18/08/2015

Por que os donos de restaurantes deveriam fazer oficinas literárias?

Os italianos sempre me pareceram mestres na prestidigitação culinária. Se você está em Milão, por exemplo, e pede uma explicação sobre a salada do dia, invariavelmente ouvirá não a descrição do que a compõe, mas que se trata de uma “insalatina morbida, leggera, profumata...” com uma inflexão verbal que simula a revelação do óbvio.

O primeiro contato culinário com um restaurante se dá através do cardápio. São várias as suas formas e apresentações, mas o que está ali listado é a proposta de um contrato: você escolhe algo e é o que será servido.

Mas nem sempre o que está escrito corresponde à proposta clara de um contrato que regerá sua relação com a cozinha. Vou dar um exemplo que me chamou a atenção: a proposta de uma entrada que era um “carpaccio crocante”. Em seguida, uma salada caprese com “mozzarella crocante”.

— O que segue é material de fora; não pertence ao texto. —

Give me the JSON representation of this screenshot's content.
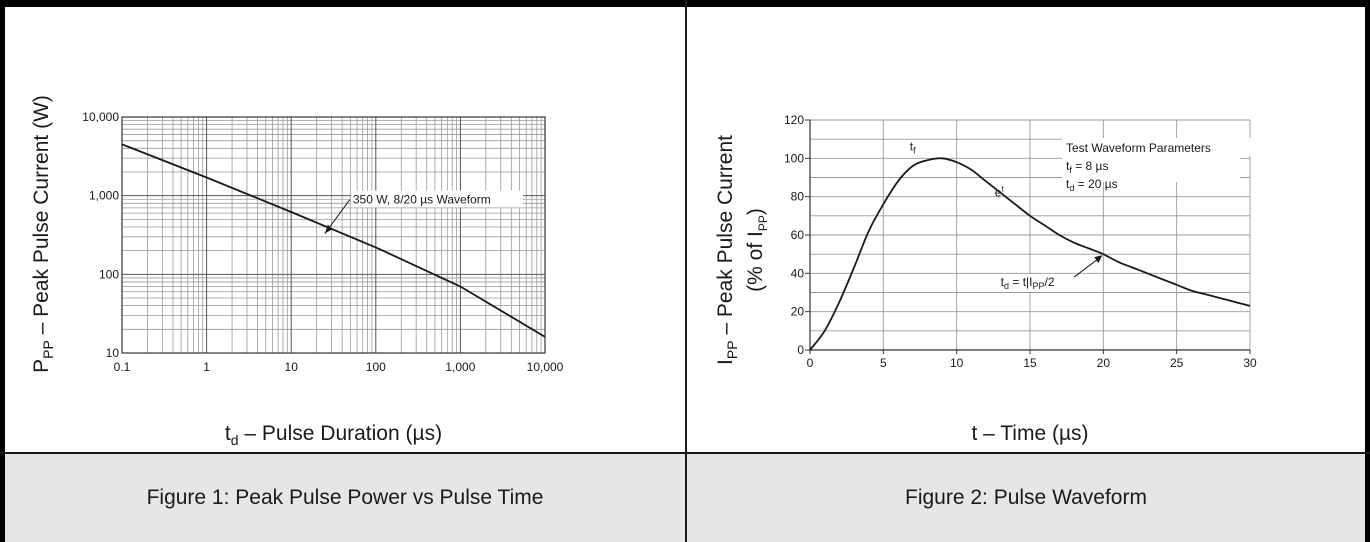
{
  "captions": {
    "figure1": "Figure 1: Peak Pulse Power vs Pulse Time",
    "figure2": "Figure 2: Pulse Waveform"
  },
  "chart_data": [
    {
      "type": "line",
      "xscale": "log",
      "yscale": "log",
      "xlabel": "t_d – Pulse Duration (µs)",
      "ylabel": "P_PP – Peak Pulse Current (W)",
      "xlabel_parts": {
        "main": "t",
        "sub": "d",
        "rest": " – Pulse Duration (µs)"
      },
      "ylabel_parts": {
        "main": "P",
        "sub": "PP",
        "rest": " – Peak Pulse Current (W)"
      },
      "xlim": [
        0.1,
        10000
      ],
      "ylim": [
        10,
        10000
      ],
      "x_ticks": [
        0.1,
        1,
        10,
        100,
        1000,
        10000
      ],
      "x_tick_labels": [
        "0.1",
        "1",
        "10",
        "100",
        "1,000",
        "10,000"
      ],
      "y_ticks": [
        10,
        100,
        1000,
        10000
      ],
      "y_tick_labels": [
        "10",
        "100",
        "1,000",
        "10,000"
      ],
      "grid": true,
      "series": [
        {
          "x": [
            0.1,
            1,
            10,
            100,
            1000,
            10000
          ],
          "y": [
            4500,
            1700,
            620,
            220,
            70,
            16
          ]
        }
      ],
      "annotation": {
        "text": "350 W, 8/20 µs Waveform",
        "x": 25,
        "y": 330
      }
    },
    {
      "type": "line",
      "xlabel": "t – Time (µs)",
      "ylabel_line1": "I_PP – Peak Pulse Current",
      "ylabel_line2": "(% of I_PP)",
      "ylabel_parts": {
        "main": "I",
        "sub": "PP",
        "rest": " – Peak Pulse Current"
      },
      "ylabel2_parts": {
        "pre": "(% of I",
        "sub": "PP",
        "post": ")"
      },
      "xlim": [
        0,
        30
      ],
      "ylim": [
        0,
        120
      ],
      "x_ticks": [
        0,
        5,
        10,
        15,
        20,
        25,
        30
      ],
      "x_tick_labels": [
        "0",
        "5",
        "10",
        "15",
        "20",
        "25",
        "30"
      ],
      "y_ticks": [
        0,
        20,
        40,
        60,
        80,
        100,
        120
      ],
      "y_tick_labels": [
        "0",
        "20",
        "40",
        "60",
        "80",
        "100",
        "120"
      ],
      "grid": true,
      "series": [
        {
          "x": [
            0,
            1,
            2,
            3,
            4,
            5,
            6,
            7,
            8,
            9,
            10,
            11,
            12,
            13,
            14,
            15,
            16,
            17,
            18,
            19,
            20,
            21,
            22,
            23,
            24,
            25,
            26,
            27,
            28,
            29,
            30
          ],
          "y": [
            0,
            10,
            25,
            43,
            62,
            76,
            88,
            96,
            99,
            100,
            98,
            94,
            88,
            82,
            76,
            70,
            65,
            60,
            56,
            53,
            50,
            46,
            43,
            40,
            37,
            34,
            31,
            29,
            27,
            25,
            23
          ]
        }
      ],
      "legend_box": {
        "title": "Test Waveform Parameters",
        "lines": [
          {
            "main": "t",
            "sub": "f",
            "rest": " = 8 µs"
          },
          {
            "main": "t",
            "sub": "d",
            "rest": " = 20 µs"
          }
        ]
      },
      "annotations": {
        "tf_label": {
          "main": "t",
          "sub": "f"
        },
        "decay_label": {
          "main": "e",
          "sup": "t"
        },
        "td_label": {
          "pre": "t",
          "sub": "d",
          "rest": " = t|I",
          "sub2": "PP",
          "post": "/2"
        }
      }
    }
  ]
}
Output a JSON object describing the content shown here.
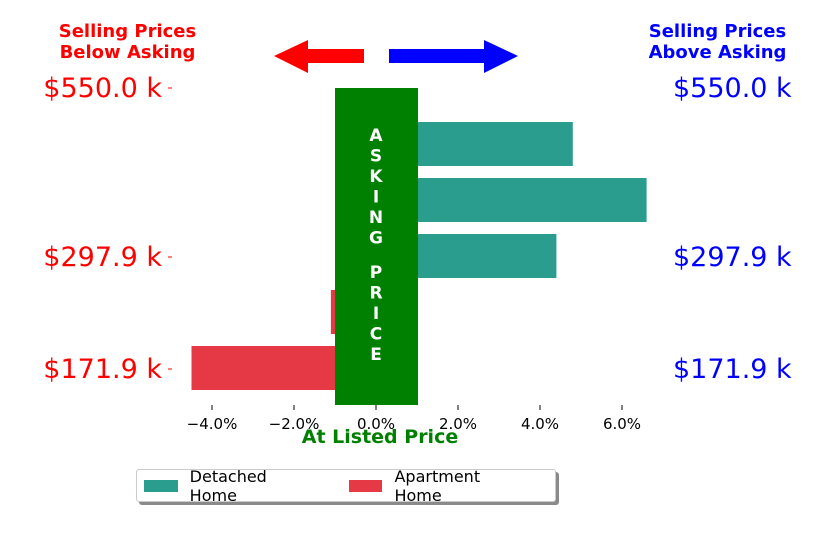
{
  "headers": {
    "left": "Selling Prices\nBelow Asking",
    "right": "Selling Prices\nAbove Asking",
    "left_color": "#ff0000",
    "right_color": "#0000ff"
  },
  "price_levels": {
    "left": [
      "$550.0 k",
      "$297.9 k",
      "$171.9 k"
    ],
    "right": [
      "$550.0 k",
      "$297.9 k",
      "$171.9 k"
    ]
  },
  "asking_band": {
    "label": "ASKING  PRICE",
    "color": "#008000"
  },
  "arrows": {
    "left_color": "#ff0000",
    "right_color": "#0000ff"
  },
  "chart_data": {
    "type": "bar",
    "orientation": "horizontal",
    "xlabel": "At Listed Price",
    "xlabel_color": "#008000",
    "xlim": [
      -5.0,
      7.0
    ],
    "x_ticks": [
      -4.0,
      -2.0,
      0.0,
      2.0,
      4.0,
      6.0
    ],
    "x_tick_labels": [
      "−4.0%",
      "−2.0%",
      "0.0%",
      "2.0%",
      "4.0%",
      "6.0%"
    ],
    "categories": [
      "$171.9 k",
      "",
      "$297.9 k",
      "",
      "$550.0 k"
    ],
    "series": [
      {
        "name": "Detached Home",
        "color": "#2a9d8f",
        "values": [
          null,
          null,
          4.4,
          6.6,
          4.8
        ]
      },
      {
        "name": "Apartment Home",
        "color": "#e63946",
        "values": [
          -4.5,
          -1.1,
          null,
          null,
          null
        ]
      }
    ],
    "legend_position": "bottom",
    "grid": false
  }
}
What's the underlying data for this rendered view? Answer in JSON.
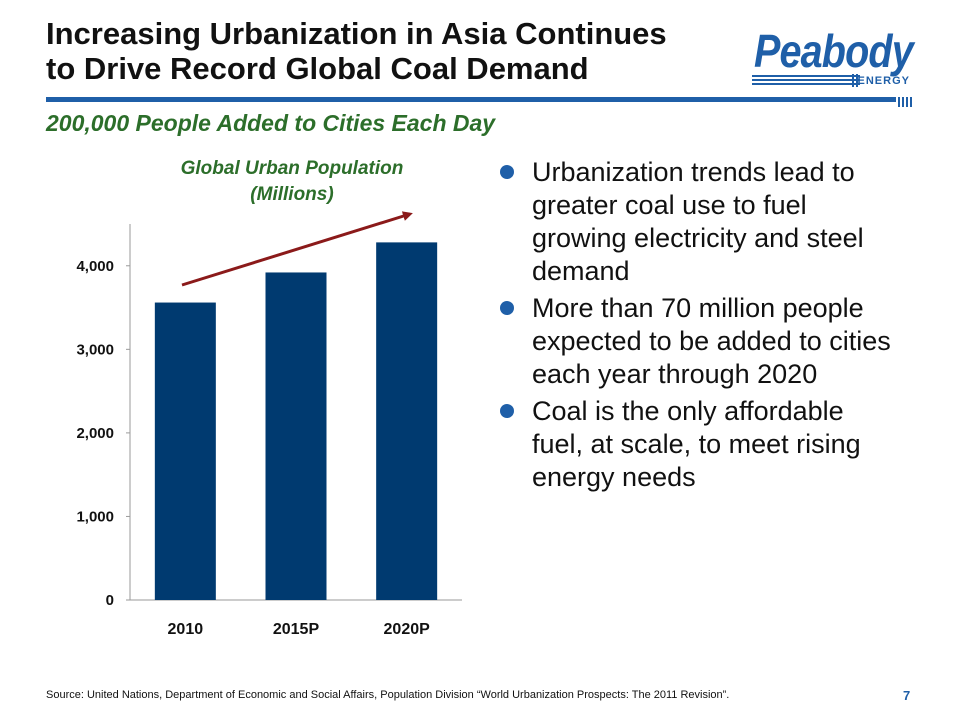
{
  "slide": {
    "title_line1": "Increasing Urbanization in Asia Continues",
    "title_line2": "to Drive Record Global Coal Demand",
    "subtitle": "200,000 People Added to Cities Each Day",
    "page_number": "7",
    "source": "Source:  United Nations, Department of Economic and Social Affairs, Population Division “World Urbanization Prospects:  The 2011 Revision”."
  },
  "logo": {
    "word": "Peabody",
    "energy": "ENERGY",
    "color": "#1f5fa8"
  },
  "bullets": [
    {
      "text": "Urbanization trends lead to greater coal use to fuel growing electricity and steel demand"
    },
    {
      "text": "More than 70 million people expected to be added to cities each year through 2020"
    },
    {
      "text": "Coal is the only affordable fuel, at scale, to meet rising energy needs"
    }
  ],
  "chart_data": {
    "type": "bar",
    "title_line1": "Global Urban Population",
    "title_line2": "(Millions)",
    "categories": [
      "2010",
      "2015P",
      "2020P"
    ],
    "values": [
      3560,
      3920,
      4280
    ],
    "ylim": [
      0,
      4500
    ],
    "yticks": [
      0,
      1000,
      2000,
      3000,
      4000
    ],
    "ytick_labels": [
      "0",
      "1,000",
      "2,000",
      "3,000",
      "4,000"
    ],
    "bar_color": "#003a70",
    "trend_arrow_color": "#8b1a1a",
    "grid": false,
    "legend": "none"
  }
}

Certo, as texturas crocantes (ou “crispy”, segundo o gosto do dono) estão na moda. Mas confesso que jamais imaginei o inusitado de um carpaccio assim. Nem uma mozzarella. E o garçon nos socorre e logo explica: carpaccio com um cone de massa crocante (frita ou assada, não sabe ao certo) e mozzarella empanada e frita.

Nada disso me atraiu. Para mim os conceitos de carpaccio e mozzarella não passam por crocâncias (mas fui levado a imaginar o carpaccio como uma espécie de mandiopã ou bacon frito). São coisas tão cristalinas na forma que não admitem se ajoelhar diante dos modismos, perdendo a clareza. Há algum tempo tínhamos o caso da “baixa temperatura” que Roberta Sudbrack ironizou “inventado” a “baixa temperatura caseira” e antitecnológica.

Os cardápios navegam num universo linguístico que seus autores supõem atraente porque sintonizado com o querer atual na medida em que incorporam palavras correntes de um léxico publicitário, gourmet, foodie, ou seja lá o terreno onde essas palavras se ancoram. É muito frequente, contudo, que os pratos elaborados na cozinha descolem dos conceitos apresentados como sua representação.

Queiramos ou não, palavras “da moda” introduzem ruídos na comunicação do que é canonicamente estabelecido, como um simples carpaccio, e um carpaccio adjetivado não deixará de ser um carpaccio-com-mais-alguma-coisa.


Mas no que “um plus a mais adicional” (sic) muda a natureza do carpaccio? Por acaso reforça o desejo por carpaccio, ou minimiza o carpaccio tornando atraente uma banalidade pelos seus adjetivos?

É claro que a reflexão em torno da arte de descrever, ou narrar, tem que partir da coisa a ser comunicada, e não da linguagem como armadilha para o leitor. E para tanto é preciso ter uma linguagem culinária clara que desafie a narrativa pelo seu inusitado. Partiu-se, no caso exemplificado, do contrário: as palavras existentes, de livre curso, conformam a coisa comestível. Acrescenta-se um “crocante” qualquer para inscrever o tradicional carpaccio, ou a macia mozzarella, no léxico in e assim, supostamente, na vida ultra-moderna da cozinha.

Já disseram que comemos cultura, ou comemos símbolos. Mas a sedução do palatável exige uma materialidade que vá ao encontro do desejo do comensal e, ai, as palavras podem auxiliar ou dificultar o entendimento mas jamais substitui-lo. No meu caso, o excesso de adjetivos só tem feito decepcionar diante da crua (ou cozida) realidade dos pratos.

As técnicas em mutação, o ruído do léxico publicitário, são os grandes responsáveis pela crescente incomunicação dos cardápios nos restaurantes que querem, a qualquer custo, seguir a moda sem de fato apresentar criações originais saídas da cozinha.

Seria muito útil se os donos de restaurantes não escrevessem cardápios como estão configurados em suas cabeças, mas admitissem que a linguagem tem suas manhas, suas armadilhas, e que dominá-las não é o mesmo que fritar um bife.

Deveriam fazer oficinas literárias, em vez de inventar coisas ininteligíveis que exigem explicações acessórias quase sempre decepcionantes. Afinal, nem todo mundo nasce ou se torna poeta quando precisa se comunicar com um público maior do que a sua família.